Well, that's the first problem. But, either way, we have now found an article about the writer. So let's take a look at it by clicking on the first link so we can look at the simplified character text.

Oops again. At the very top of the page, before we even get to the article itself, a notice:

目前繁簡轉換系統出現異常,部份字詞可能會轉換錯誤。敬請留意! 中國大陸用戶很可能無法訪問維基百科。若您能瀏覽無礙,請登入後至狀況回報。(注意:若未註冊或登入,您的IP地址會被顯露。)

I won't bother translating the whole thing, just the most interesting first part which says:

Our traditional-to-simplified Chinese conversion system currently exhibits exceptions. Some portion of the characters and words may have been converted incorrectly. We respectively ask you to be aware of this ...

You got that right! Even the warning message itself is displayed almost completely in traditional characters.

And when we move on to the text, we see:

蒲松齡
维基百科,自由的百科全书
(重定向自蒲松龄)
跳转到: 导航, 搜索

蒲松龄(1640年—1715年),生於明朝崇禎十三年,卒於清朝康熙五十四年。字留仙,一字剑臣,别号柳泉居士。山东淄川(今山东淄博市淄川区)人,蒙古族(有爭議)。世称“聊斋先生”,更有“世界短篇小说之王”的美誉。

生平
蒲松龄生活在明末清初,出身小地主小商人家庭,蒲氏為淄川世家,熱中功名。父親蒲槃,此時家道已漸中落,曾娶妻孫氏、董氏、李氏,松齡為董氏子,庶出,地位地落。年少時,正處改朝易鼎之間,張獻忠、李自成軍隊流竄天下,烽火動盪。19岁时参加县府的考试,縣、府、道試均夺得第一名,取中秀才。然而他在之后科举场中很不得意,满腹实学,鄉試屡不中举,只有在46歲時被補為廩膳生,到了71岁時,才被補為贡生而已。平日除微薄田產外,僅能以教書、幕僚維生。

... a mix of traditional and simplified characters.

At this point, we notice however that there is a menu at the top of the page:

不转换

This menu conveniently provides orthography display choices. The items in this menu are:

Don't Convert
Mainland Simplified
Taiwan Traditional
Malaysia/Singapore Simplified
Hong Kong Traditional

... and it appears that Don't Convert is the default selection. Is this the right default? I continue to ponder the reasoning behind this choice.

When we investigate the revision history for this article, it all begins to make sense: Some contributors to this article have typed in traditional characters, and some have typed in simplified characters. The resulting document is therefore a mix of both orthographies. Ok, at least now I understand how we got this mixed-orthography document.
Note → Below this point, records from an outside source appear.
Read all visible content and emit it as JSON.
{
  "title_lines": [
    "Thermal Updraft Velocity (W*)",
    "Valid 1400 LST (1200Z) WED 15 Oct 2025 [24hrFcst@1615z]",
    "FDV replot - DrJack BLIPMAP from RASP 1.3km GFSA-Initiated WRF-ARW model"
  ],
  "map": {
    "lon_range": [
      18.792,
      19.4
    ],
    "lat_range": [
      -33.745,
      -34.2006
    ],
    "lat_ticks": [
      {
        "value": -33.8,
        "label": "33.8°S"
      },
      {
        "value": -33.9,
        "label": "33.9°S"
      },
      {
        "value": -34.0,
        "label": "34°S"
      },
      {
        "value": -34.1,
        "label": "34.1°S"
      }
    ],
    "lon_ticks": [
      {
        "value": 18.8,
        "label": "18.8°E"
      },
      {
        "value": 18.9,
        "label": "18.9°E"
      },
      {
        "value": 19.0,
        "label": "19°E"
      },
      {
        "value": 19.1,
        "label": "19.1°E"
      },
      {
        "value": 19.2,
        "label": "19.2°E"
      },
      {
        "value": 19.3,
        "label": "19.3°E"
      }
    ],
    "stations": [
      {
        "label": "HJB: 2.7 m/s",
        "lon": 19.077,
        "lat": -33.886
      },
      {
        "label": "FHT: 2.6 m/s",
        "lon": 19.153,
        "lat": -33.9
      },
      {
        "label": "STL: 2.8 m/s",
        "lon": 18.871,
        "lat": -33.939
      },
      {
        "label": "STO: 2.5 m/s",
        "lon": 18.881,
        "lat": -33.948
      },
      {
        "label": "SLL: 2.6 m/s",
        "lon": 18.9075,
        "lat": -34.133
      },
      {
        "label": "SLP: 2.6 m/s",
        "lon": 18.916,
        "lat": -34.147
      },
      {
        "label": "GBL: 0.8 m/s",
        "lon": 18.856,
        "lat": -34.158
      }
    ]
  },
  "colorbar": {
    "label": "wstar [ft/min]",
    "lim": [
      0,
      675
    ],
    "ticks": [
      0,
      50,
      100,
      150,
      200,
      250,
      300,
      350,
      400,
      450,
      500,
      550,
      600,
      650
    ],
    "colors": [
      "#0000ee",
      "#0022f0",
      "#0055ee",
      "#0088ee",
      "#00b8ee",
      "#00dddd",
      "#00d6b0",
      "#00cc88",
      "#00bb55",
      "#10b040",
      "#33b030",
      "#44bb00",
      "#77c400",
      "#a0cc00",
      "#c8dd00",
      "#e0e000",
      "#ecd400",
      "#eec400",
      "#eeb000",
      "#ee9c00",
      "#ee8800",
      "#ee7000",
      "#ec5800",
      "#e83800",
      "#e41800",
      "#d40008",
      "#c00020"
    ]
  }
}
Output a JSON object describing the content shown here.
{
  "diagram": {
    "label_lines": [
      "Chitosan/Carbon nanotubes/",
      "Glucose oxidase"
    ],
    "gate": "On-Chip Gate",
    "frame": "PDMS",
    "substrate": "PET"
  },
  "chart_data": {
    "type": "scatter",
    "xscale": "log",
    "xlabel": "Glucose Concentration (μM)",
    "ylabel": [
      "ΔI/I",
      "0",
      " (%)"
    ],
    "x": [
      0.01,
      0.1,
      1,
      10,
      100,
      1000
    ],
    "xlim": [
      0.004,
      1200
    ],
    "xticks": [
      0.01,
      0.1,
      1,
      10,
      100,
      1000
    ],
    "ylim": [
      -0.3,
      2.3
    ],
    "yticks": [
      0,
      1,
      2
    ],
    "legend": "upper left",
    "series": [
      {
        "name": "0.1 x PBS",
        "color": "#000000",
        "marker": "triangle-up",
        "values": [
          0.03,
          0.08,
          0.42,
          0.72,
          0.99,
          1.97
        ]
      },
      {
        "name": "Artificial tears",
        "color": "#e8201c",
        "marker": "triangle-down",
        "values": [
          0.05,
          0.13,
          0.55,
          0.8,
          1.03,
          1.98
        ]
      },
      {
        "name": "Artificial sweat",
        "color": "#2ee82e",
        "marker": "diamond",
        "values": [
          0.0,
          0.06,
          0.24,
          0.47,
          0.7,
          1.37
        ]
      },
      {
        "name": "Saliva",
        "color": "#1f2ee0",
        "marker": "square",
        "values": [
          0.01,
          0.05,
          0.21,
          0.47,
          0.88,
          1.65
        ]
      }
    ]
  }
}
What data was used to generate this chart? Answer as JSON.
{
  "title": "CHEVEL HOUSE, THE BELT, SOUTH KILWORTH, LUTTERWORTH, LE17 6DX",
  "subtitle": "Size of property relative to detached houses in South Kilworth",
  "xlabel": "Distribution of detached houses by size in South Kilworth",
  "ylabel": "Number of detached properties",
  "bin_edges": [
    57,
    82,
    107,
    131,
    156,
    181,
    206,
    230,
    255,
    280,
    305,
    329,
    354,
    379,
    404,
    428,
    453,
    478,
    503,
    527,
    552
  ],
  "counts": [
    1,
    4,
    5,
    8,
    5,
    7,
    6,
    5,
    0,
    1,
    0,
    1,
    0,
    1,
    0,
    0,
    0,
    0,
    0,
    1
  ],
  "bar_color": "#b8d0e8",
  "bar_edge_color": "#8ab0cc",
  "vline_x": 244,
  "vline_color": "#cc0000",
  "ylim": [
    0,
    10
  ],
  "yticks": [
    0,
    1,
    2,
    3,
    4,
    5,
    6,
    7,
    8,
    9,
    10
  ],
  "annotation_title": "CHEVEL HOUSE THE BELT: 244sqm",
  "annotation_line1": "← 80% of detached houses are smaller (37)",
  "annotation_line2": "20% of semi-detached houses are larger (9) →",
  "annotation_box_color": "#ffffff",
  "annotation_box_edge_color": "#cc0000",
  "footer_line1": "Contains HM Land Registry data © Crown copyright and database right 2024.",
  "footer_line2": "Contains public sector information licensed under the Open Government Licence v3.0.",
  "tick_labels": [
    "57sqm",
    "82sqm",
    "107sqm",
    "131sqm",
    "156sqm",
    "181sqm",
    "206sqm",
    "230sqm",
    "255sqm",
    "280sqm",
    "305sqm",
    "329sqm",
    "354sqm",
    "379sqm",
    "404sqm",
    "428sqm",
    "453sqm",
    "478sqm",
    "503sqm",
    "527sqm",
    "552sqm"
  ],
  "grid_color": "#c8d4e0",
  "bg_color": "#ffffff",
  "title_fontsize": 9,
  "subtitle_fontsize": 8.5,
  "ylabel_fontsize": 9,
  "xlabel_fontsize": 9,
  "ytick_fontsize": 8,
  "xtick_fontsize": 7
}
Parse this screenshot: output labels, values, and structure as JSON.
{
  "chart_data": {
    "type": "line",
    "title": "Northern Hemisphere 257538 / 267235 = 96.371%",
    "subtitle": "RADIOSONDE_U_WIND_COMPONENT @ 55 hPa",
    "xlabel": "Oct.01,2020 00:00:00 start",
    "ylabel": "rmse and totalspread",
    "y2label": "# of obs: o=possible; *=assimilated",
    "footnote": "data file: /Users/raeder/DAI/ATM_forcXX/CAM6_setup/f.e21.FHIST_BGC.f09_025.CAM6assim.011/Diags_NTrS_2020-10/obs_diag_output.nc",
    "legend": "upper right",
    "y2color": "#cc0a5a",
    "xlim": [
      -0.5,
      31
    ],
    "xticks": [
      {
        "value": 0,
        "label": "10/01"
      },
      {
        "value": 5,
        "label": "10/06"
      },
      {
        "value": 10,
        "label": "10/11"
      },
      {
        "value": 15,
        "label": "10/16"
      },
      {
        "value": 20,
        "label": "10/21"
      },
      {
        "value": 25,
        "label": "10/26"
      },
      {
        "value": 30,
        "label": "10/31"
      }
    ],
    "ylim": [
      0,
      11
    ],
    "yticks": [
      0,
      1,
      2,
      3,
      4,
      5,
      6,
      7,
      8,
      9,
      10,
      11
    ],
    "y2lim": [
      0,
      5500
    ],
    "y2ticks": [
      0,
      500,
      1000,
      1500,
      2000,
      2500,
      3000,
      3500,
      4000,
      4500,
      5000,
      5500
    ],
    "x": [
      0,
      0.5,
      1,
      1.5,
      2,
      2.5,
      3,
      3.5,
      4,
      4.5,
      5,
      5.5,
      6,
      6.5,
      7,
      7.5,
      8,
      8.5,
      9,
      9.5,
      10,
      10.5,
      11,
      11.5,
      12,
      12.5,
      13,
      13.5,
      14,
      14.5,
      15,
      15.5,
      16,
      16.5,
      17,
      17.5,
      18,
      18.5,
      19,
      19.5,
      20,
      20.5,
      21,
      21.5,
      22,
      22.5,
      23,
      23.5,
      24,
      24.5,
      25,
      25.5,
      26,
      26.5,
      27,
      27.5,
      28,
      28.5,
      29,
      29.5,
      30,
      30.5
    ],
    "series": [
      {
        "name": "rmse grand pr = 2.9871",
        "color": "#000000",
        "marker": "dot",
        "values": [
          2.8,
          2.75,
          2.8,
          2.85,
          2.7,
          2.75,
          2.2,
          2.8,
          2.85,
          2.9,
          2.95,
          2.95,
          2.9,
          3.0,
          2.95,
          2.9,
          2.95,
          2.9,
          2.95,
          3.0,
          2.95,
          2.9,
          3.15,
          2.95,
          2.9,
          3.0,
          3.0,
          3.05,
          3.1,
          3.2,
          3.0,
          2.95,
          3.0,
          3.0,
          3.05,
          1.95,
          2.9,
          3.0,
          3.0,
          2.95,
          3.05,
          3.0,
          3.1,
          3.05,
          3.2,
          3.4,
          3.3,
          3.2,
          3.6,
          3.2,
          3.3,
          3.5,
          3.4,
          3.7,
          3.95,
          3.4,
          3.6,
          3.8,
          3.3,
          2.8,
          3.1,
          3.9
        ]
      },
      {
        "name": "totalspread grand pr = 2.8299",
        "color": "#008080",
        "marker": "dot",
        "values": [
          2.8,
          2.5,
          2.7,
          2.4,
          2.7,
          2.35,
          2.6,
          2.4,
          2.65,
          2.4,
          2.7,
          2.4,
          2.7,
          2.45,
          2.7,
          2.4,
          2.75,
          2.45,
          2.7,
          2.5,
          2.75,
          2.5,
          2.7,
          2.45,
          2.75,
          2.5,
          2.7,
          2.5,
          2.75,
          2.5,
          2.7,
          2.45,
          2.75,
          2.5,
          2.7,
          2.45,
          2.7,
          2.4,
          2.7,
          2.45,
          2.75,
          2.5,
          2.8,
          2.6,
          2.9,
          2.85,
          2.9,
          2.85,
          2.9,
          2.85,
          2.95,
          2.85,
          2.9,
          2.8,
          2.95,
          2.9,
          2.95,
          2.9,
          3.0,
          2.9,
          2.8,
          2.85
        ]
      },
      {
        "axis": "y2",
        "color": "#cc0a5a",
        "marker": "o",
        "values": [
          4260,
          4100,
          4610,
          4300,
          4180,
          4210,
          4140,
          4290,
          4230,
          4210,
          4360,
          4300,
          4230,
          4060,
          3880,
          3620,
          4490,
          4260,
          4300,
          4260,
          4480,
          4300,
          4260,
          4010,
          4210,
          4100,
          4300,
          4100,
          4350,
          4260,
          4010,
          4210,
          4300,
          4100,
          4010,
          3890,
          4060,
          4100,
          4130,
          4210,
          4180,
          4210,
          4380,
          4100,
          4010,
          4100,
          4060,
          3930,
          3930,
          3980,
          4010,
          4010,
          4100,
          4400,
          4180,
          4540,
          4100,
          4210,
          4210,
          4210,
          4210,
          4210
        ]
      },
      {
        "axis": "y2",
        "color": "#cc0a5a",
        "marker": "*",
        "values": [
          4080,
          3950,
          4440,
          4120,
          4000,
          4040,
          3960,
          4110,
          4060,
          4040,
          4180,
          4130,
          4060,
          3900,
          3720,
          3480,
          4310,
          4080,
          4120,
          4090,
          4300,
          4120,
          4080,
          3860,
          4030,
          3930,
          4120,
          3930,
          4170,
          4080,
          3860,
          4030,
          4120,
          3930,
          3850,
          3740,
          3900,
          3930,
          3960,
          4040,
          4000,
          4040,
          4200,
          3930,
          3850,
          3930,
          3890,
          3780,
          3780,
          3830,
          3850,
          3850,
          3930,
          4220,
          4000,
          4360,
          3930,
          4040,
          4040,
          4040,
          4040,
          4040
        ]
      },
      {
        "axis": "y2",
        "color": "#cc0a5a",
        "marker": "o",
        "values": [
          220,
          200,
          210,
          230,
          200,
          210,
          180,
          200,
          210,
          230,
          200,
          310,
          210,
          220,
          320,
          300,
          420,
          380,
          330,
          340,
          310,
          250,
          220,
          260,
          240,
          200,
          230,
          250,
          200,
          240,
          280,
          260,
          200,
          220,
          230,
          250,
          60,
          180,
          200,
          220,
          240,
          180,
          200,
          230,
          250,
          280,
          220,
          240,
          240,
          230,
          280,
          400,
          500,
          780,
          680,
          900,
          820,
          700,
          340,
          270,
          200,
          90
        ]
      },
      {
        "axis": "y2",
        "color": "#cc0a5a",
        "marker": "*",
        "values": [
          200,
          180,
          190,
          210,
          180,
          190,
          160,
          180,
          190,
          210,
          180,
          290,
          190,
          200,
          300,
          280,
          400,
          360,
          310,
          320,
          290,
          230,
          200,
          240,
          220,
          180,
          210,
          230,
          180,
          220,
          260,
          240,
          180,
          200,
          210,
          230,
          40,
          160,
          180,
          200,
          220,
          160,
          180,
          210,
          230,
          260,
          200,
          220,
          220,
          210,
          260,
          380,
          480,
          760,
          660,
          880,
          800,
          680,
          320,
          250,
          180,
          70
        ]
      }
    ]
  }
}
And when we click on the “大陆简体” choice for Mainland Simplified, it does appear that we get a mainly simplified text --except for that message at the top which curiously remains in traditional characters!

Conclusion

This Chinese Wikipedia “work in progress” is just one example among many which we might choose to gain at least a rough idea of the current state of affairs on the Chinese world-wide web. If nothing else, this single example from the very well-known Wikipedia project illustrates that opportunities to improve and facilitate the Chinese user's experience remain wide-open.